In today’s time, no longer does the cheap suit wearing, coffee stain bearing, bear of a salesman need to exist. We live in the time of the internet and progressivism, which has opened up channels of information to avant garde buyers about the cars they are seeking. A salesman no longer needs to vehemently hammer in the details of a cars price and specs; many customers already know this information. So where does that leave a salesperson? Salespeople now need to connect with customers and direct them down the path of purchase to this safe haven. Some customers need a strong seller to help them seal their decisions, others want salespeople who are perceptive to their wants and take care of their needs. This is where woman salespeople come in. When speaking to Cammy Mezrahi, Fiat of Westbury, she stated that she has seen many salesmen chase customers out the showroom because of their barbarous selling techniques. She sees women in a showroom as providing simple comforts, a warm smile at the door or a fresh cup of coffee just when you thought you couldn’t stand and look at cars anymore. As well, they aide customers in the buying process with patience and fortitude. Once in a while there comes along customers whose views on woman in the showroom are, well, stuck in the mud. Debbie, a saleswoman from Fiat at Westbury, told me she once dealt with a customer who flat out told her he does not conduct business with women. It is this kind of negligent attitude that has plagued women in the showroom from now to posterity.
When asked whether the percent of men and women will ever be equal in the auto business a Debbie responded “No way.” The Car dealership has long been known as a battle zone, where male virility comes to compete. In a commission based business the dealership will turn into a jungle, where survival of the fittest will reign supreme. Those with the most apt skills and persistent tactics will lasso in the most customers. This style of salesmanship has been bolstered in showrooms for years. But what if times have changed? What if customers are no longer looking for direction and information or “being sold” on a car? Customers today have more information than ever before, with the ability to summon large forms of information without even leaving the warm comfort of their beds and spouses. When a customer comes into a showroom they usually know the rough price of a car, and some other vital information. This takes an important tactic out of the hands of salesmen, deception.
This has led to different skills being utilized by men and women. Customers want to feel secure buying from a salesperson, and sometimes the overanxious, hyperactive car salesman who keep telling you, this is the one you want, just won’t cut it. This is where female expertise comes in. Some male customers come into dealerships and want to feel like they are home and a woman’s touch definitely caters to male and female buyer. When asking a seasoned employee of Westbury Jeep Chrysler Dodge, Hinda Russo, she stated that a woman’s apparent weakness can be turned into strength. A good saleswoman is an unassuming “force to be reckoned with.” There is nothing more powerful in sales, her sincere caring, friendly smile, patience and pride in achievement will see her through the most difficult customers.
Some of the strengths of a woman in a dealership are intangible.
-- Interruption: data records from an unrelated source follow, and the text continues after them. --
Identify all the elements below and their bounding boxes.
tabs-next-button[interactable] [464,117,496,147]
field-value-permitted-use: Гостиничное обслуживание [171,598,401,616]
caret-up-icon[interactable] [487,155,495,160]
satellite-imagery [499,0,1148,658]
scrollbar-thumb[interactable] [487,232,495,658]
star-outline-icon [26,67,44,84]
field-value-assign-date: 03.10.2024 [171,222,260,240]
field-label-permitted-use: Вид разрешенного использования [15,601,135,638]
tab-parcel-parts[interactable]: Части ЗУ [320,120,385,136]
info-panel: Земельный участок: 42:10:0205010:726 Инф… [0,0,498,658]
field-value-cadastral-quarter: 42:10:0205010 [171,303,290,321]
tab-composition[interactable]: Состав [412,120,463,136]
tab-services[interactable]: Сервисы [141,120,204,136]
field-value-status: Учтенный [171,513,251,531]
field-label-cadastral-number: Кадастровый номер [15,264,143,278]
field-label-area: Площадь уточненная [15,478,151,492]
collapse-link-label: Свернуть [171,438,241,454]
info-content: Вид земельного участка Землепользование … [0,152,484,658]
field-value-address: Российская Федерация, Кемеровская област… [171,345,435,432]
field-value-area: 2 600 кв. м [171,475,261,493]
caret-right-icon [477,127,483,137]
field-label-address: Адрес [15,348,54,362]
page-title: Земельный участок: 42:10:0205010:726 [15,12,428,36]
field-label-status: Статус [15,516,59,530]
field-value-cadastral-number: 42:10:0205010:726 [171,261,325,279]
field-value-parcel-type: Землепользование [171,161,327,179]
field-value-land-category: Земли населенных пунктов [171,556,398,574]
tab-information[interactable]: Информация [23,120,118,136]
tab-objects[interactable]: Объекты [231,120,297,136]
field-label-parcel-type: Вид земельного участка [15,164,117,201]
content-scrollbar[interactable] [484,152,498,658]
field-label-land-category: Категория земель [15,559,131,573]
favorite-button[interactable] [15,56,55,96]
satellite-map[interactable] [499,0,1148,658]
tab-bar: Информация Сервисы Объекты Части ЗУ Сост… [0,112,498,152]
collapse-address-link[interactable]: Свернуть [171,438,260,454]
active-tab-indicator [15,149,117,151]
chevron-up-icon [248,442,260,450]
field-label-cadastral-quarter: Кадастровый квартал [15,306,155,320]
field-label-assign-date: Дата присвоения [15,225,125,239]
When dealing with a customer Cammy Mezrahi stated that she is more in tune with the needs of the customer and offers a stress free buying experience. Men may be more likely to press a customer, or direct them to a certain vehicle they know they can up-sell. When asked what some of the weakness’ are of woman in a dealership Cammy Mezrahi stated that woman may be “soft sellers”; a term which has slowed women down in showroom like a needed oil change or bad tune up. Though a soft seller is not typical of all woman salesmen, it may be more likely linked.
The social stigmas in a dealership will be stagnant if we do not act to change them. We must not let the opinions of a few interfere with the sentiments of the many and we must look to change ourselves before we can expect any change in the showroom.